South Africa has run out of the human insulin pens for people with diabetes as the global pharmaceutical industry shifts production priorities to blockbuster weight-loss drugs that use a similar device for delivery.
Novo Nordisk, which has supplied the country with human insulin in pens for a decade, opted not to renew its contract after it expired last month, and The New York Times reports that no other company has bid on the contract – to supply 14m pens for the next three years, at about $2 per pen.
“Current manufacturing capacity limitations mean that patients in some countries, including South Africa, may have limited access to our human insulins in pens,” said Ambre James-Brown, a spokesperson for Novo Nordisk, who did not reply to questions about which other countries are affected.
Novo Nordisk’s Ozempic and Wegovy – widely prescribed in the US for weight loss – are sold in single-use pens produced by many of the same contracted manufacturers who make the multi-dose insulin pens. A month’s supply of Ozempic in America costs about $1 000, far more than insulin.
Novo Nordisk dominates the global market for insulin in pens and has supplied South Africa since 2014.
Eli Lilly, the other major producer, has said in recent months that it is struggling to keep up with the significant demand for its weight-loss drug Zepbound.
“This is because of the global demand for Ozempic and these drugs,” said Khadija Jamaloodien, the director of sector-wide procurement for the National Department of Health i(NDoH) in South Africa. “They’re shifting the focus to the more profitable line.”
Novo Nordisk is continuing to supply human insulin in vials to South Africa, with its more than 4m diabetics, but pens are considered much easier to use and more precise, than the vial system – which was mostly phased out in the country in 2014.
However, the NDoH has recently instructed clinicians to teach patients how to use vials and syringes of insulin instead of pens.
“Insulin vials and syringes are outdated and difficult to use,” a national association of medical specialists treating diabetes said in a public letter to the government when the switch to vials was announced. “They contribute negatively both to quality of life for people with diabetes, and poor continued medication adherence, which leads to expensive long-term diabetes complications.”
Jamaloodien’s office has instructed clinicians to reserve the remaining small stock of pens for people who will struggle most with using vials and syringes – small children, the elderly and visually impaired people.
Novo said that the company had alerted South Africa last year that it would not be bidding on the next contract for human insulin in pens.
But Jamaloodien said that the company had merely told the government there would be “supply constraint”, not that it was exiting completely. That, she said, did not become clear until the contracting process ended in January.
After that, her department was slow to issue a new tender to try to find another supplier, because of staffing constraints, and has been scrambling to try to fill the gap.
Novo Nordisk started making pens in 1985, and these, or pumps, are the standard of care for Type 1 diabetics in industrialised countries. They are also used by wealthy people in low-income countries.

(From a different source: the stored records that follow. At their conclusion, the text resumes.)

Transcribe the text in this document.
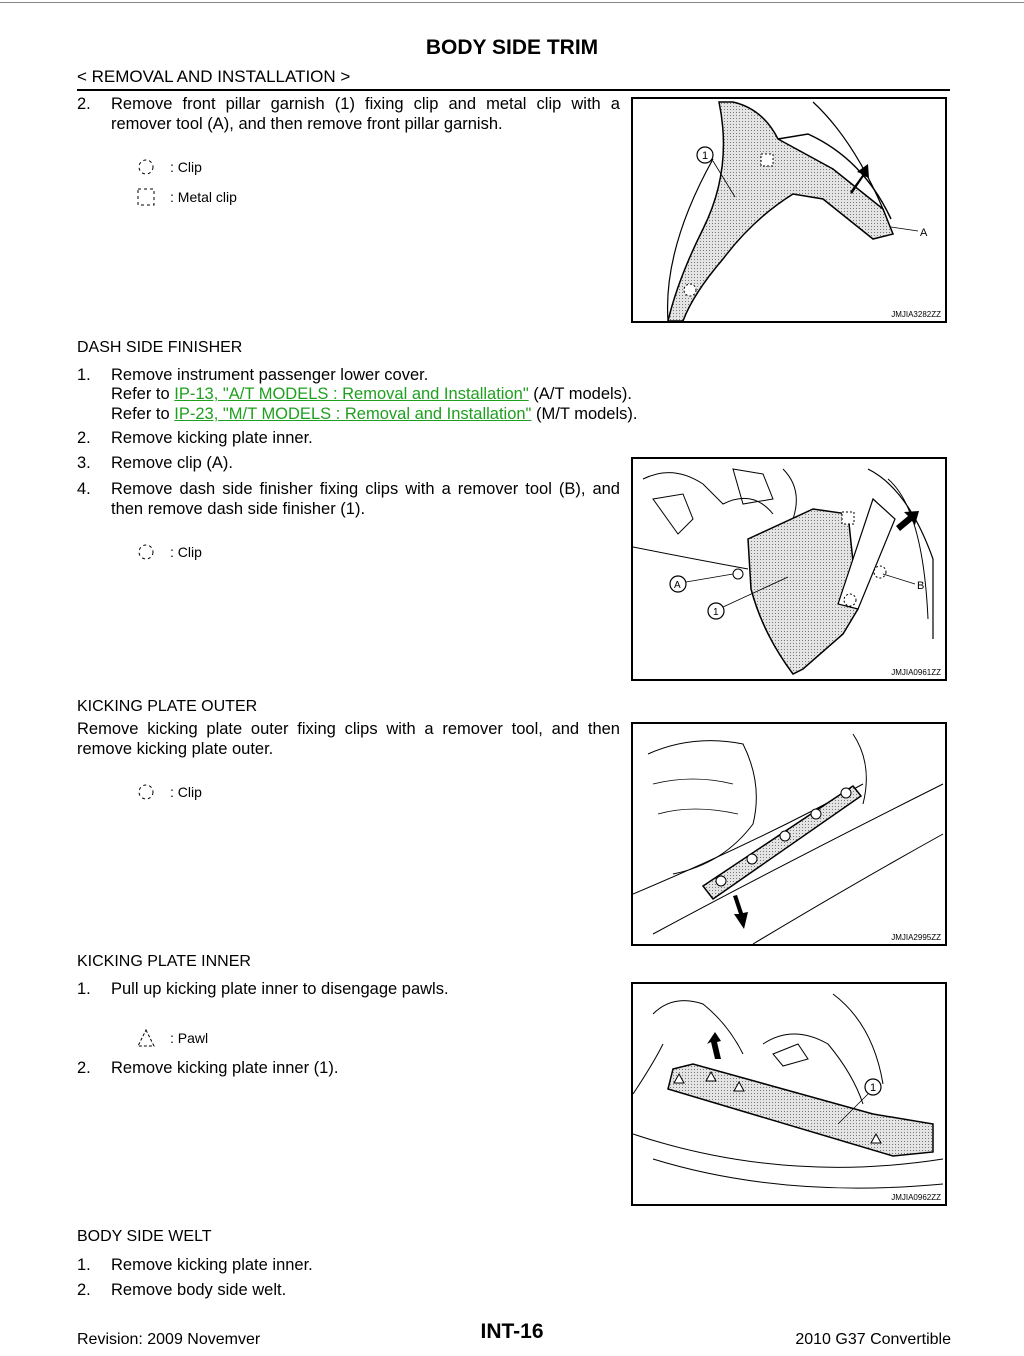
BODY SIDE TRIM
< REMOVAL AND INSTALLATION >
2. Remove front pillar garnish (1) fixing clip and metal clip with a remover tool (A), and then remove front pillar garnish.
: Clip
: Metal clip
1
A
JMJIA3282ZZ
DASH SIDE FINISHER
1. Remove instrument passenger lower cover.
Refer to IP-13, "A/T MODELS : Removal and Installation" (A/T models).
Refer to IP-23, "M/T MODELS : Removal and Installation" (M/T models).
2. Remove kicking plate inner.
3. Remove clip (A).
4. Remove dash side finisher fixing clips with a remover tool (B), and then remove dash side finisher (1).
: Clip
A
1
B
JMJIA0961ZZ
KICKING PLATE OUTER
Remove kicking plate outer fixing clips with a remover tool, and then remove kicking plate outer.
: Clip
JMJIA2995ZZ
KICKING PLATE INNER
1. Pull up kicking plate inner to disengage pawls.
: Pawl
2. Remove kicking plate inner (1).
1
JMJIA0962ZZ
BODY SIDE WELT
1. Remove kicking plate inner.
2. Remove body side welt.
Revision: 2009 Novemver	INT-16	2010 G37 Convertible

But South Africa is a rarity among low-resource countries, the only one that has, until now, supplied insulin pens in the public health service.
Eighty percent of people with diabetes live in low- and middle-income countries.
The drugs known as GLP-1s, like Ozempic, which are now routinely being used to treat diabetes in high-income countries, are not included in the WHO’s list of essential medicines or the diabetes treatment guidelines of low- and middle-income countries.
Novo Nordisk has an insulin access policy, under which it supplies insulin for $3 a vial to low-and middle-income countries, and for $2 a vial to humanitarian groups like Médécins Sans Frontières, or MSF.
The company signed an agreement last year with South African drugmaker Aspen Pharmacare to manufacture human insulin there, aiming to produce 60m vials by 2026.